Do you have any favorite new dressings at the moment?


Dr. Steinberg is involved in a current multicenter clinical trial that involves a negative pressure wound therapy dressing with the addition of a wound irrigation system. As he notes, this system allows one to treat open surgical wounds with topical agents such as saline, acetic acid and detergents. Dr. Steinberg says this technological advance may prove to decrease biofilm and wound base colonization between surgeries and wound healing phases.

   Dr.
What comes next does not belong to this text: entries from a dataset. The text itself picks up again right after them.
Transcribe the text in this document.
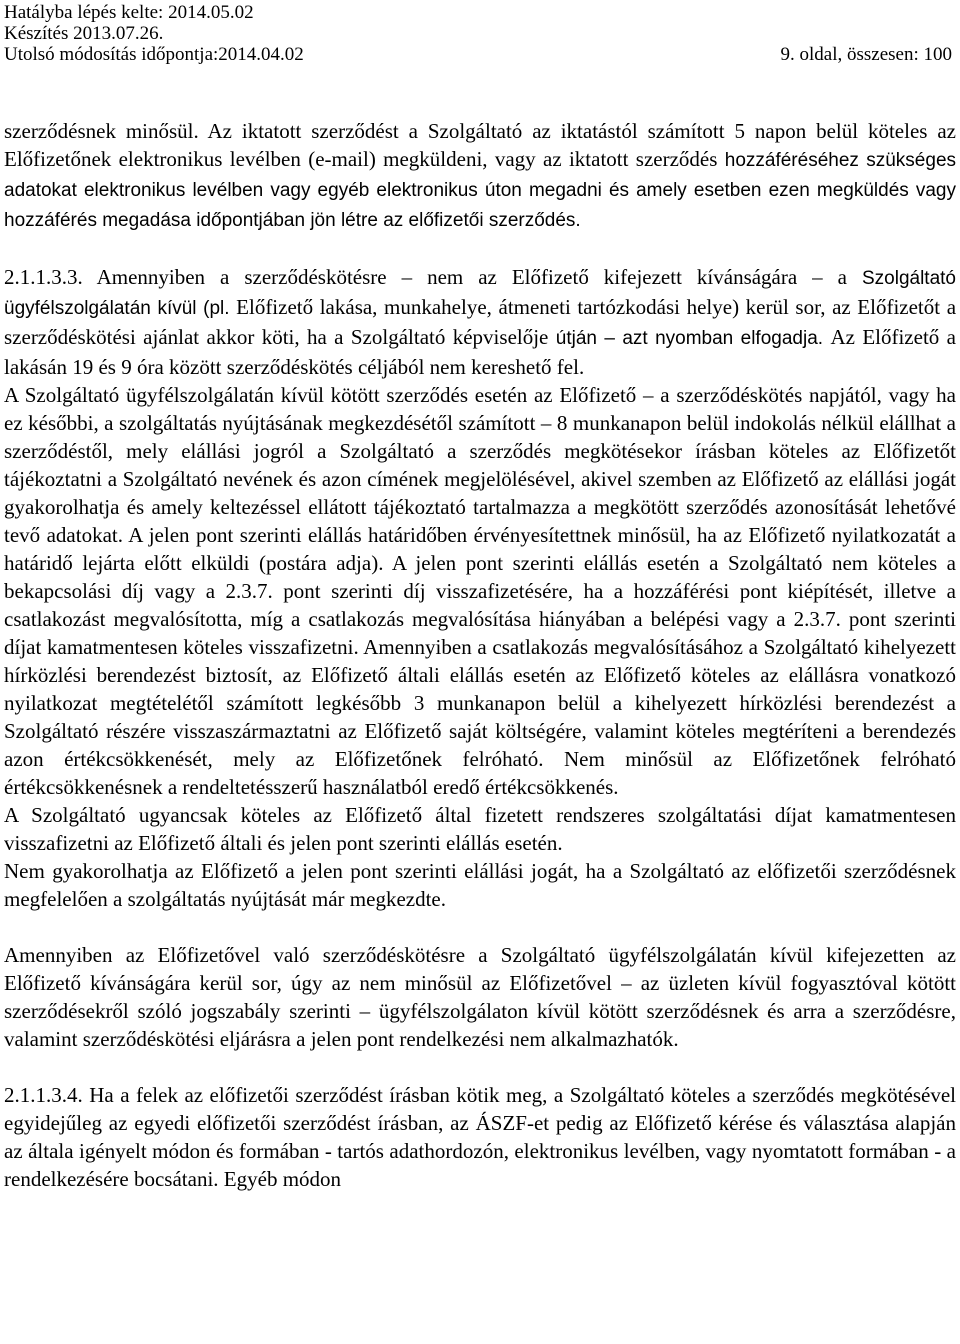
Hatályba lépés kelte: 2014.05.02
Készítés 2013.07.26.
Utolsó módosítás időpontja:2014.04.02	9. oldal, összesen: 100

szerződésnek minősül. Az iktatott szerződést a Szolgáltató az iktatástól számított 5 napon belül köteles az Előfizetőnek elektronikus levélben (e-mail) megküldeni, vagy az iktatott szerződés hozzáféréséhez szükséges adatokat elektronikus levélben vagy egyéb elektronikus úton megadni és amely esetben ezen megküldés vagy hozzáférés megadása időpontjában jön létre az előfizetői szerződés.

2.1.1.3.3. Amennyiben a szerződéskötésre – nem az Előfizető kifejezett kívánságára – a Szolgáltató ügyfélszolgálatán kívül (pl. Előfizető lakása, munkahelye, átmeneti tartózkodási helye) kerül sor, az Előfizetőt a szerződéskötési ajánlat akkor köti, ha a Szolgáltató képviselője útján – azt nyomban elfogadja. Az Előfizető a lakásán 19 és 9 óra között szerződéskötés céljából nem kereshető fel.

A Szolgáltató ügyfélszolgálatán kívül kötött szerződés esetén az Előfizető – a szerződéskötés napjától, vagy ha ez későbbi, a szolgáltatás nyújtásának megkezdésétől számított – 8 munkanapon belül indokolás nélkül elállhat a szerződéstől, mely elállási jogról a Szolgáltató a szerződés megkötésekor írásban köteles az Előfizetőt tájékoztatni a Szolgáltató nevének és azon címének megjelölésével, akivel szemben az Előfizető az elállási jogát gyakorolhatja és amely keltezéssel ellátott tájékoztató tartalmazza a megkötött szerződés azonosítását lehetővé tevő adatokat. A jelen pont szerinti elállás határidőben érvényesítettnek minősül, ha az Előfizető nyilatkozatát a határidő lejárta előtt elküldi (postára adja). A jelen pont szerinti elállás esetén a Szolgáltató nem köteles a bekapcsolási díj vagy a 2.3.7. pont szerinti díj visszafizetésére, ha a hozzáférési pont kiépítését, illetve a csatlakozást megvalósította, míg a csatlakozás megvalósítása hiányában a belépési vagy a 2.3.7. pont szerinti díjat kamatmentesen köteles visszafizetni. Amennyiben a csatlakozás megvalósításához a Szolgáltató kihelyezett hírközlési berendezést biztosít, az Előfizető általi elállás esetén az Előfizető köteles az elállásra vonatkozó nyilatkozat megtételétől számított legkésőbb 3 munkanapon belül a kihelyezett hírközlési berendezést a Szolgáltató részére visszaszármaztatni az Előfizető saját költségére, valamint köteles megtéríteni a berendezés azon értékcsökkenését, mely az Előfizetőnek felróható. Nem minősül az Előfizetőnek felróható értékcsökkenésnek a rendeltetésszerű használatból eredő értékcsökkenés.

A Szolgáltató ugyancsak köteles az Előfizető által fizetett rendszeres szolgáltatási díjat kamatmentesen visszafizetni az Előfizető általi és jelen pont szerinti elállás esetén.

Nem gyakorolhatja az Előfizető a jelen pont szerinti elállási jogát, ha a Szolgáltató az előfizetői szerződésnek megfelelően a szolgáltatás nyújtását már megkezdte.

Amennyiben az Előfizetővel való szerződéskötésre a Szolgáltató ügyfélszolgálatán kívül kifejezetten az Előfizető kívánságára kerül sor, úgy az nem minősül az Előfizetővel – az üzleten kívül fogyasztóval kötött szerződésekről szóló jogszabály szerinti – ügyfélszolgálaton kívül kötött szerződésnek és arra a szerződésre, valamint szerződéskötési eljárásra a jelen pont rendelkezési nem alkalmazhatók.

2.1.1.3.4. Ha a felek az előfizetői szerződést írásban kötik meg, a Szolgáltató köteles a szerződés megkötésével egyidejűleg az egyedi előfizetői szerződést írásban, az ÁSZF-et pedig az Előfizető kérése és választása alapján az általa igényelt módon és formában - tartós adathordozón, elektronikus levélben, vagy nyomtatott formában - a rendelkezésére bocsátani. Egyéb módon
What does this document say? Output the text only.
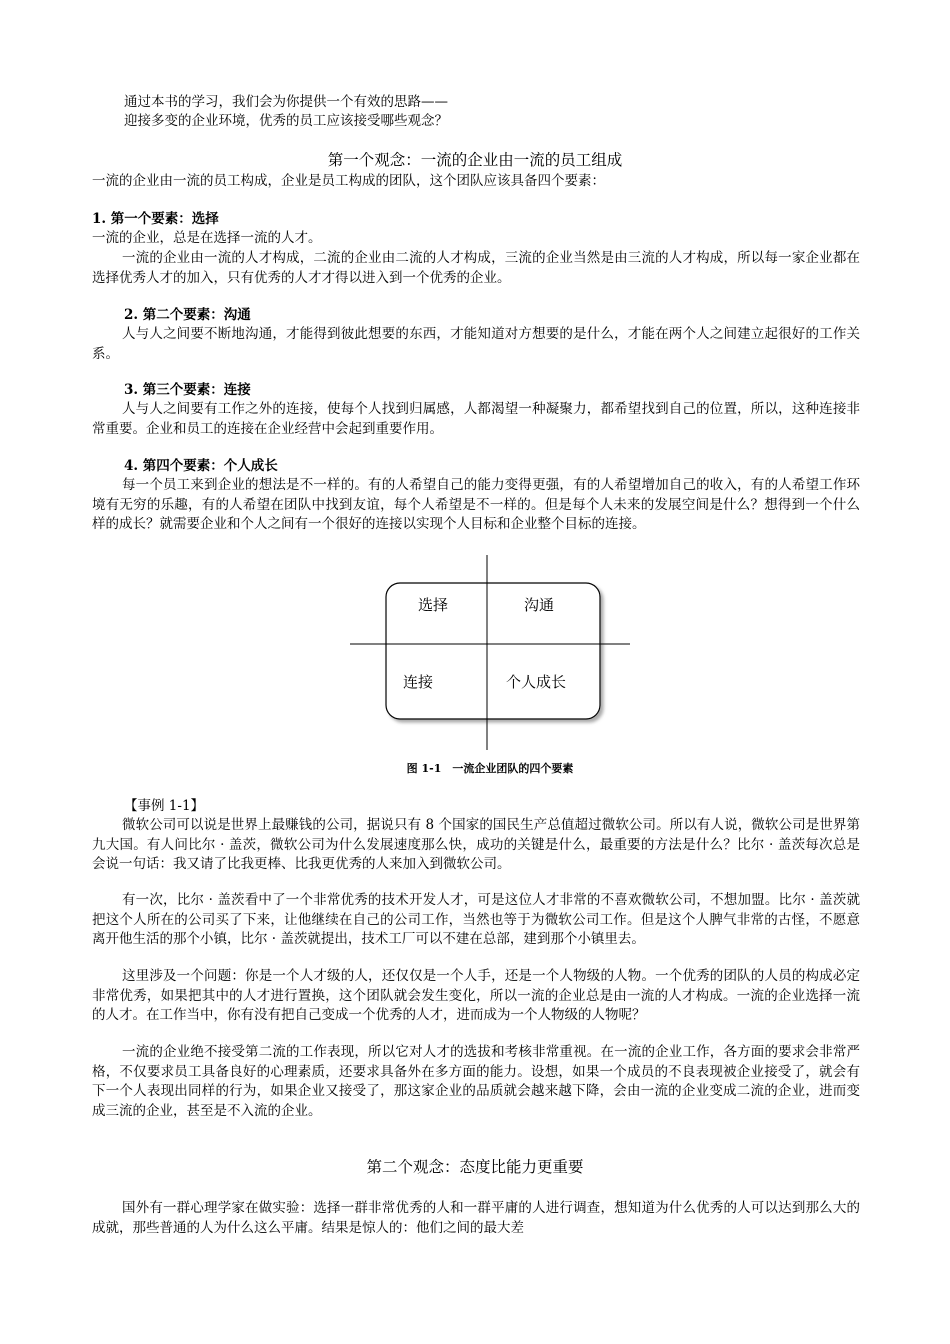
通过本书的学习，我们会为你提供一个有效的思路——
迎接多变的企业环境，优秀的员工应该接受哪些观念？
第一个观念：一流的企业由一流的员工组成
一流的企业由一流的员工构成，企业是员工构成的团队，这个团队应该具备四个要素：
1. 第一个要素：选择
一流的企业，总是在选择一流的人才。
一流的企业由一流的人才构成，二流的企业由二流的人才构成，三流的企业当然是由三流的人才构成，所以每一家企业都在选择优秀人才的加入，只有优秀的人才才得以进入到一个优秀的企业。
2. 第二个要素：沟通
人与人之间要不断地沟通，才能得到彼此想要的东西，才能知道对方想要的是什么，才能在两个人之间建立起很好的工作关系。
3. 第三个要素：连接
人与人之间要有工作之外的连接，使每个人找到归属感，人都渴望一种凝聚力，都希望找到自己的位置，所以，这种连接非常重要。企业和员工的连接在企业经营中会起到重要作用。
4. 第四个要素：个人成长
每一个员工来到企业的想法是不一样的。有的人希望自己的能力变得更强，有的人希望增加自己的收入，有的人希望工作环境有无穷的乐趣，有的人希望在团队中找到友谊，每个人希望是不一样的。但是每个人未来的发展空间是什么？想得到一个什么样的成长？就需要企业和个人之间有一个很好的连接以实现个人目标和企业整个目标的连接。
选择	沟通
连接	个人成长
图 1-1　一流企业团队的四个要素
【事例 1-1】
微软公司可以说是世界上最赚钱的公司，据说只有 8 个国家的国民生产总值超过微软公司。所以有人说，微软公司是世界第九大国。有人问比尔 · 盖茨，微软公司为什么发展速度那么快，成功的关键是什么，最重要的方法是什么？比尔 · 盖茨每次总是会说一句话：我又请了比我更棒、比我更优秀的人来加入到微软公司。
有一次，比尔 · 盖茨看中了一个非常优秀的技术开发人才，可是这位人才非常的不喜欢微软公司，不想加盟。比尔 · 盖茨就把这个人所在的公司买了下来，让他继续在自己的公司工作，当然也等于为微软公司工作。但是这个人脾气非常的古怪，不愿意离开他生活的那个小镇，比尔 · 盖茨就提出，技术工厂可以不建在总部，建到那个小镇里去。
这里涉及一个问题：你是一个人才级的人，还仅仅是一个人手，还是一个人物级的人物。一个优秀的团队的人员的构成必定非常优秀，如果把其中的人才进行置换，这个团队就会发生变化，所以一流的企业总是由一流的人才构成。一流的企业选择一流的人才。在工作当中，你有没有把自己变成一个优秀的人才，进而成为一个人物级的人物呢？
一流的企业绝不接受第二流的工作表现，所以它对人才的选拔和考核非常重视。在一流的企业工作，各方面的要求会非常严格，不仅要求员工具备良好的心理素质，还要求具备外在多方面的能力。设想，如果一个成员的不良表现被企业接受了，就会有下一个人表现出同样的行为，如果企业又接受了，那这家企业的品质就会越来越下降，会由一流的企业变成二流的企业，进而变成三流的企业，甚至是不入流的企业。
第二个观念：态度比能力更重要
国外有一群心理学家在做实验：选择一群非常优秀的人和一群平庸的人进行调查，想知道为什么优秀的人可以达到那么大的成就，那些普通的人为什么这么平庸。结果是惊人的：他们之间的最大差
Suzuki and his colleagues have been using the latest iteration of Allevyn foam dressing, the Allevyn Life series (Smith & Nephew) “and we are very impressed by it.” He notes the dressing stays on the skin very well because it has very wide adhesive borders in comparison to most bordered dressings. Dr. Suzuki says Allevyn also features silicone adhesive (leaving no iatrogenic skin tears when removing the dressings) and a contoured foam pad. He notes this dressing doesn’t leave a skin mark and folds around the body part well. Dr. Bell notes that silicone materials have reduced trauma during dressing removal, can facilitate overall comfort and help decrease shearing in pressure ulcers.

   Dr. Suzuki has also tried Drawtex dressing (SteadMed Medical), a hydroconductive dressing that actively “draws” wound drainage and absorbs it very well. He notes one can layer the Drawtex dressings on top of another to increase the fluid absorption. Dr. Suzuki says one cannot replicate this feature with conventional foam dressings.

   In contrast, Dr. Bell notes the lack of any real recent technological breakthroughs when it comes to dressings.